Research and Markets, the worlds largest research markets firm, has just announced the addition of the “Global Orthopedic Biomaterials Market 2014-2018” report to their offerings.
The report deals with orthopedic biomaterials used in implant devices, and the emerging advances in technology and new biomaterial products. It will specifically evaluate third-generation biomaterials such as glass-ceramics and bioactive glasses.
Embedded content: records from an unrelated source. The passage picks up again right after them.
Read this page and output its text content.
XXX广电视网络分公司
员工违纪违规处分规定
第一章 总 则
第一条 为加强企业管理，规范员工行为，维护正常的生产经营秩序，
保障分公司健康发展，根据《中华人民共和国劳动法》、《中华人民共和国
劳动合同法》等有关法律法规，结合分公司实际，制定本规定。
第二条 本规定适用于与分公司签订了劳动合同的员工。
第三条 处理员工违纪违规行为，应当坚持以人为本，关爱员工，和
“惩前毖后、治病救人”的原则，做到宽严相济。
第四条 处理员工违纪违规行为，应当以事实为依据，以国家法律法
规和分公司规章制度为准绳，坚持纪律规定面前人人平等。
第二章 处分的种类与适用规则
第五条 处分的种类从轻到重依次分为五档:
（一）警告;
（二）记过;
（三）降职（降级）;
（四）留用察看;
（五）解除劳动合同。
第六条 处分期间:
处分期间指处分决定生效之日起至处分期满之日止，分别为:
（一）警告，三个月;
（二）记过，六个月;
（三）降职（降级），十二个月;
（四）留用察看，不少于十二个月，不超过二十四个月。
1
Other issues addressed in the report are market challenges arising from the risk of complications associated with implantation such as fatigue, fracture, wear problems due to differences in orthopedic biomaterials, biocompatibility, and environmental stress.
It is a comprehensive examination that is long overdue, particularly in light of the failure of second-generation metal-on-metal hip implants. The hip joints, once believed to revolutionize the industry, have become
the biggest medical device failure in history, leaving in their wake thousands of ruined lives.
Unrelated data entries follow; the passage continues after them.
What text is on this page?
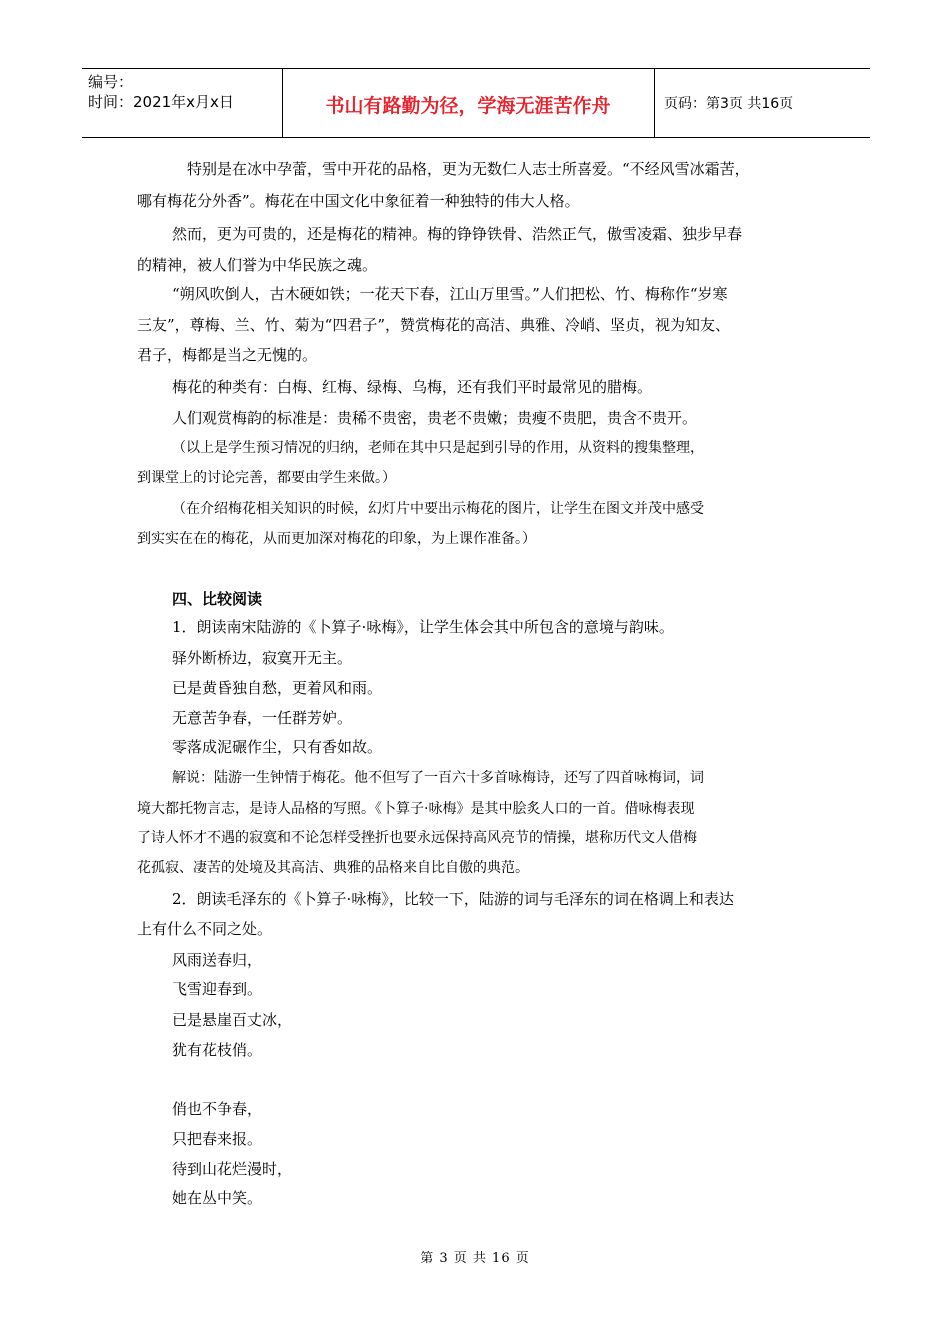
编号：
时间：2021年x月x日	书山有路勤为径，学海无涯苦作舟	页码：第3页 共16页
特别是在冰中孕蕾，雪中开花的品格，更为无数仁人志士所喜爱。“不经风雪冰霜苦，
哪有梅花分外香”。梅花在中国文化中象征着一种独特的伟大人格。
然而，更为可贵的，还是梅花的精神。梅的铮铮铁骨、浩然正气，傲雪凌霜、独步早春
的精神，被人们誉为中华民族之魂。
“朔风吹倒人，古木硬如铁；一花天下春，江山万里雪。”人们把松、竹、梅称作“岁寒
三友”，尊梅、兰、竹、菊为“四君子”，赞赏梅花的高洁、典雅、冷峭、坚贞，视为知友、
君子，梅都是当之无愧的。
梅花的种类有：白梅、红梅、绿梅、乌梅，还有我们平时最常见的腊梅。
人们观赏梅韵的标准是：贵稀不贵密，贵老不贵嫩；贵瘦不贵肥，贵含不贵开。
（以上是学生预习情况的归纳，老师在其中只是起到引导的作用，从资料的搜集整理，
到课堂上的讨论完善，都要由学生来做。）
（在介绍梅花相关知识的时候，幻灯片中要出示梅花的图片，让学生在图文并茂中感受
到实实在在的梅花，从而更加深对梅花的印象，为上课作准备。）
四、比较阅读
1．朗读南宋陆游的《卜算子·咏梅》，让学生体会其中所包含的意境与韵味。
驿外断桥边，寂寞开无主。
已是黄昏独自愁，更着风和雨。
无意苦争春，一任群芳妒。
零落成泥碾作尘，只有香如故。
解说：陆游一生钟情于梅花。他不但写了一百六十多首咏梅诗，还写了四首咏梅词，词
境大都托物言志，是诗人品格的写照。《卜算子·咏梅》是其中脍炙人口的一首。借咏梅表现
了诗人怀才不遇的寂寞和不论怎样受挫折也要永远保持高风亮节的情操，堪称历代文人借梅
花孤寂、凄苦的处境及其高洁、典雅的品格来自比自傲的典范。
2．朗读毛泽东的《卜算子·咏梅》，比较一下，陆游的词与毛泽东的词在格调上和表达
上有什么不同之处。
风雨送春归，
飞雪迎春到。
已是悬崖百丈冰，
犹有花枝俏。
俏也不争春，
只把春来报。
待到山花烂漫时，
她在丛中笑。
第 3 页 共 16 页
When they were introduced metal hip replacements weren’t required to undergo clinical trials before receiving approval from the FDA. Without any rigorous independent testing that would have uncovered the dangers of metal-on-metal joints, the responsibility fell on the companies that manufactured them to insure their safety. In almost every case they failed miserably and decisions were made based on profits rather than the health and safety of the patients they served.
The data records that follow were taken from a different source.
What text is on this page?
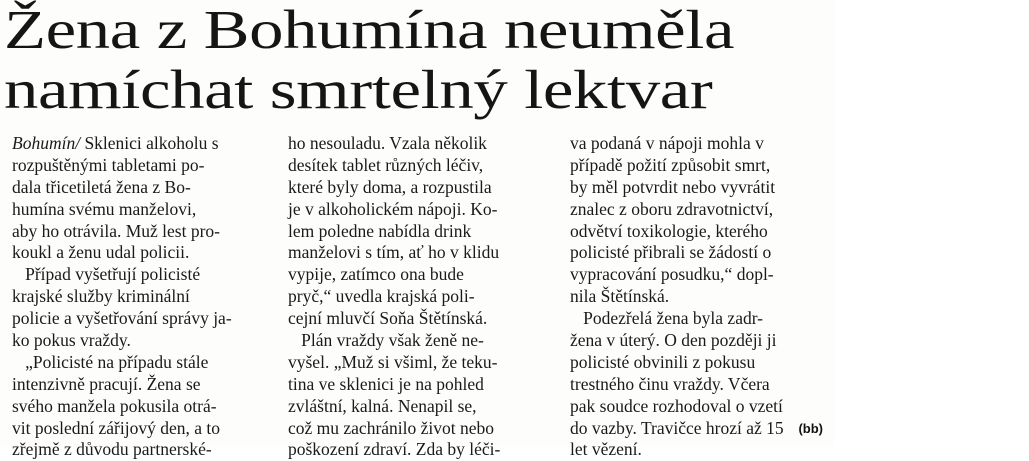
Žena z Bohumína neuměla
namíchat smrtelný lektvar
Bohumín/ Sklenici alkoholu s
rozpuštěnými tabletami po-
dala třicetiletá žena z Bo-
humína svému manželovi,
aby ho otrávila. Muž lest pro-
koukl a ženu udal policii.
Případ vyšetřují policisté
krajské služby kriminální
policie a vyšetřování správy ja-
ko pokus vraždy.
„Policisté na případu stále
intenzivně pracují. Žena se
svého manžela pokusila otrá-
vit poslední zářijový den, a to
zřejmě z důvodu partnerské-
ho nesouladu. Vzala několik
desítek tablet různých léčiv,
které byly doma, a rozpustila
je v alkoholickém nápoji. Ko-
lem poledne nabídla drink
manželovi s tím, ať ho v klidu
vypije, zatímco ona bude
pryč,“ uvedla krajská poli-
cejní mluvčí Soňa Štětínská.
Plán vraždy však ženě ne-
vyšel. „Muž si všiml, že teku-
tina ve sklenici je na pohled
zvláštní, kalná. Nenapil se,
což mu zachránilo život nebo
poškození zdraví. Zda by léči-
va podaná v nápoji mohla v
případě požití způsobit smrt,
by měl potvrdit nebo vyvrátit
znalec z oboru zdravotnictví,
odvětví toxikologie, kterého
policisté přibrali se žádostí o
vypracování posudku,“ dopl-
nila Štětínská.
Podezřelá žena byla zadr-
žena v úterý. O den později ji
policisté obvinili z pokusu
trestného činu vraždy. Včera
pak soudce rozhodoval o vzetí
do vazby. Travičce hrozí až 15
let vězení.
(bb)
Companies who produced these flawed implants, such as DePuy, Stryker, Zimmer, and Wright, are now embroiled in costly product liability lawsuits because of the lax oversight and absence of quality research originally done on metal-on-metal hip implants. Profits, not sound science and research, drove their decision-making and ultimately it was their patients who suffered because of this.
The increasing incidence of orthopedic-related conditions among our growing elder population is creating a greater demand for hip implants. The failure of metal-on-metal implants will require manufacturers to begin exploring the use of new biomaterials and technologies. Independent research and analysis will be critical in ensuring the safety and health of future patients.